Port Sentry

Port Sentry [45 Kb]
Unearthed by Wooden Pickle

http://www.psionic.com/downloads/portsentry-1.1.tar.gz
http://www.psionic.com/products/index.html

“As long as we’re talking about security. I have been using a great program fora while called Port Sentry. It comes with Caldera’s latest release and can be installed super easy on other distros. I just wanted to mention it in case it’s helpful for someone else.

“It’s not a firewall but a defense against port scans. It monitors all the ports you tell it to and you also set the ‘trigger’ to be real sensitive or real easy. If someone port scans your machine (too many ports within a certain time period from the same source IP) port sentry can be configured to do a few things. First it drops the attacker’s IP address in the /etc/hosts.deny file and/or creates an ipchains or iptables rule to block any future packets from that IP address.

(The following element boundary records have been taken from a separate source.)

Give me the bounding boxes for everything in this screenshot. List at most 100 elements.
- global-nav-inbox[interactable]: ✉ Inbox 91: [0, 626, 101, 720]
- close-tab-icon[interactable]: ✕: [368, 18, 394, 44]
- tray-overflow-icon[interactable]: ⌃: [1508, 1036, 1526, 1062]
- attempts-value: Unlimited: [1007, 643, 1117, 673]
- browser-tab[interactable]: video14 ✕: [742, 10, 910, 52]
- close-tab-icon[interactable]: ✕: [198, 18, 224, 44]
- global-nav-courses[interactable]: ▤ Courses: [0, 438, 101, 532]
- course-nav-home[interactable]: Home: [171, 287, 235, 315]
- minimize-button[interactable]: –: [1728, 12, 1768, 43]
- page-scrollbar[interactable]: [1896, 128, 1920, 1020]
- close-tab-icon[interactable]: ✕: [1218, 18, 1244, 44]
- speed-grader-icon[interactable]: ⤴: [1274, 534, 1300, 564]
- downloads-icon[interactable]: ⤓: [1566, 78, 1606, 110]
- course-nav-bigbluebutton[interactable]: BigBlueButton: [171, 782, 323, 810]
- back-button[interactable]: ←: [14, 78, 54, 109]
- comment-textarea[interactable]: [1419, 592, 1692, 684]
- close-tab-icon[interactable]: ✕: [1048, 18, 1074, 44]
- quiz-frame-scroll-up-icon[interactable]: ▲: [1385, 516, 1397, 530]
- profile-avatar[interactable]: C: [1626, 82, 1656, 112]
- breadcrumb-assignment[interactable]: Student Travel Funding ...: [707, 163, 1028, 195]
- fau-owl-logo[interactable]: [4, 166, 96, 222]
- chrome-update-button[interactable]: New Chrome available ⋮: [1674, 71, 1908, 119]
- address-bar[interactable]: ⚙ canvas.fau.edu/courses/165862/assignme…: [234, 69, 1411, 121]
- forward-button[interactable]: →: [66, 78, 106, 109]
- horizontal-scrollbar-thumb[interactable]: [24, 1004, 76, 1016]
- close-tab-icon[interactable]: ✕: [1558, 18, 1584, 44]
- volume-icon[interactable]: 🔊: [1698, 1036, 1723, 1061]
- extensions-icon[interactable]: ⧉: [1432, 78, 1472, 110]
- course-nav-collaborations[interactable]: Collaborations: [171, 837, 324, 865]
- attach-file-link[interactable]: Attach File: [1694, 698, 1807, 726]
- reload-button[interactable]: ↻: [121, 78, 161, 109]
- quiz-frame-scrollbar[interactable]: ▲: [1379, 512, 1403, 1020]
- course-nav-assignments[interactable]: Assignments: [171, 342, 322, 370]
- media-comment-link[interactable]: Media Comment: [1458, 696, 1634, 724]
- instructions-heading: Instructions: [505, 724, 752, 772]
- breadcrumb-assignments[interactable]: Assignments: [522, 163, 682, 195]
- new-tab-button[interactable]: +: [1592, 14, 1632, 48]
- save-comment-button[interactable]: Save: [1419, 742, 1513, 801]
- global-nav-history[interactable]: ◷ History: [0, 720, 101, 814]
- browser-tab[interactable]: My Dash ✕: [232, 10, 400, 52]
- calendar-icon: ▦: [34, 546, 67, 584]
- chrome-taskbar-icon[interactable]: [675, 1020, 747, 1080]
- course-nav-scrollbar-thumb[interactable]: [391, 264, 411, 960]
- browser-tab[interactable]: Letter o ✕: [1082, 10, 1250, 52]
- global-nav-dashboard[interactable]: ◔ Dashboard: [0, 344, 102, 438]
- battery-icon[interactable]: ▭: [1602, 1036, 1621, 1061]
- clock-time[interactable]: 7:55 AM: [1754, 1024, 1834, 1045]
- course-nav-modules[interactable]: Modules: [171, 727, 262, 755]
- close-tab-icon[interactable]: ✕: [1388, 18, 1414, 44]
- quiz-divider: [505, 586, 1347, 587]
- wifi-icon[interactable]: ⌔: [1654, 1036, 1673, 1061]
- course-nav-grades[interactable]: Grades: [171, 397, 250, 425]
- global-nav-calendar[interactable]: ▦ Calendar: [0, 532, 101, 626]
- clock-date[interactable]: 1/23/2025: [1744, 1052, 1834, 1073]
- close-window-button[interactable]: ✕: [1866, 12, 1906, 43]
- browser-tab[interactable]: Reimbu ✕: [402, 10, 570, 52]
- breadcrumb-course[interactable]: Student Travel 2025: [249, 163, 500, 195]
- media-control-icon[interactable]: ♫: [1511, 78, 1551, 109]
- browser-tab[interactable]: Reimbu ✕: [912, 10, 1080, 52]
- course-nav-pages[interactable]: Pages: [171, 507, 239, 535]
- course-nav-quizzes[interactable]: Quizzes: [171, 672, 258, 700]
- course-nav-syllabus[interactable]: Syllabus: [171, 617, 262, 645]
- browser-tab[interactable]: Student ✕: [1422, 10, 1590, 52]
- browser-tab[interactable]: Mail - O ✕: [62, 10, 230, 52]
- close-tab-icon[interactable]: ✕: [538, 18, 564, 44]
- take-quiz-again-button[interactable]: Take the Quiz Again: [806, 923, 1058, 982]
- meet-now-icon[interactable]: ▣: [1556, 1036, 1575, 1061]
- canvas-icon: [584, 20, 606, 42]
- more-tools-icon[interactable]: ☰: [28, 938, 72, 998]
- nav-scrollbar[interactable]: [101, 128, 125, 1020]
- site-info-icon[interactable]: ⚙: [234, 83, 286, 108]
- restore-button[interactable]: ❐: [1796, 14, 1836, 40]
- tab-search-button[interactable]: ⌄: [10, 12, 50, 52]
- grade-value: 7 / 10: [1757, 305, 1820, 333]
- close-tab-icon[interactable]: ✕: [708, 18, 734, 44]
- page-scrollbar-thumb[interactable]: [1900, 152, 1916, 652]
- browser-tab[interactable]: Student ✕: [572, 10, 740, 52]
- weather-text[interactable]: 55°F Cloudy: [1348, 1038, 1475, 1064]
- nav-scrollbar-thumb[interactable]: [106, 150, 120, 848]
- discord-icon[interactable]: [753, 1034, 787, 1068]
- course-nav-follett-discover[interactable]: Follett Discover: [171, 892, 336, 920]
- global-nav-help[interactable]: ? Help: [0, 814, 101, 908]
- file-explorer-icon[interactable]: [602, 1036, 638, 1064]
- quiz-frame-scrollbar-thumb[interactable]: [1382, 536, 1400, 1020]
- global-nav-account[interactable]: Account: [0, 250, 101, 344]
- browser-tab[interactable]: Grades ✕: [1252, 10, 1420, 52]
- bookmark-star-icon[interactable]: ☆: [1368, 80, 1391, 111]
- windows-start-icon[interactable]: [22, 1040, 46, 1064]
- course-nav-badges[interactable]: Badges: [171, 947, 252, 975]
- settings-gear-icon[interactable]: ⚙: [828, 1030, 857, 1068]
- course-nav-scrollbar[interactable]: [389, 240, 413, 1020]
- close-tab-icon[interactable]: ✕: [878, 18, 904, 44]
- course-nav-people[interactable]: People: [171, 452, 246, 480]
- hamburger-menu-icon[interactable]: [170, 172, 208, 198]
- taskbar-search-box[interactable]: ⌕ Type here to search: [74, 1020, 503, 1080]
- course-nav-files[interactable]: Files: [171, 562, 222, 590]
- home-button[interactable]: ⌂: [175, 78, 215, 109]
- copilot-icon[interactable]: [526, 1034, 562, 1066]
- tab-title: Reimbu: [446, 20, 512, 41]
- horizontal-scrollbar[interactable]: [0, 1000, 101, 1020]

“The way I look at it, if you have a lot of services running and someone hits you with nmap, they might get interested if they see a whole bunch of ports open. But if, the moment they start scanning, your system just seems to disappear fromthe world, they’ll probably give up on you and move on to some other servers.”

“At any rate, I do like the tool and have seen it work many times on my own servers. Just be careful to configure it properly. It doesn’t seem to like windows systems when they send out a lot of NetBIOS broadcasts and NetBEUI is a pretty chatty little protocol so you may need to turn down the sensitivity (or turn off NetBEUI since it’s worthless anymore).”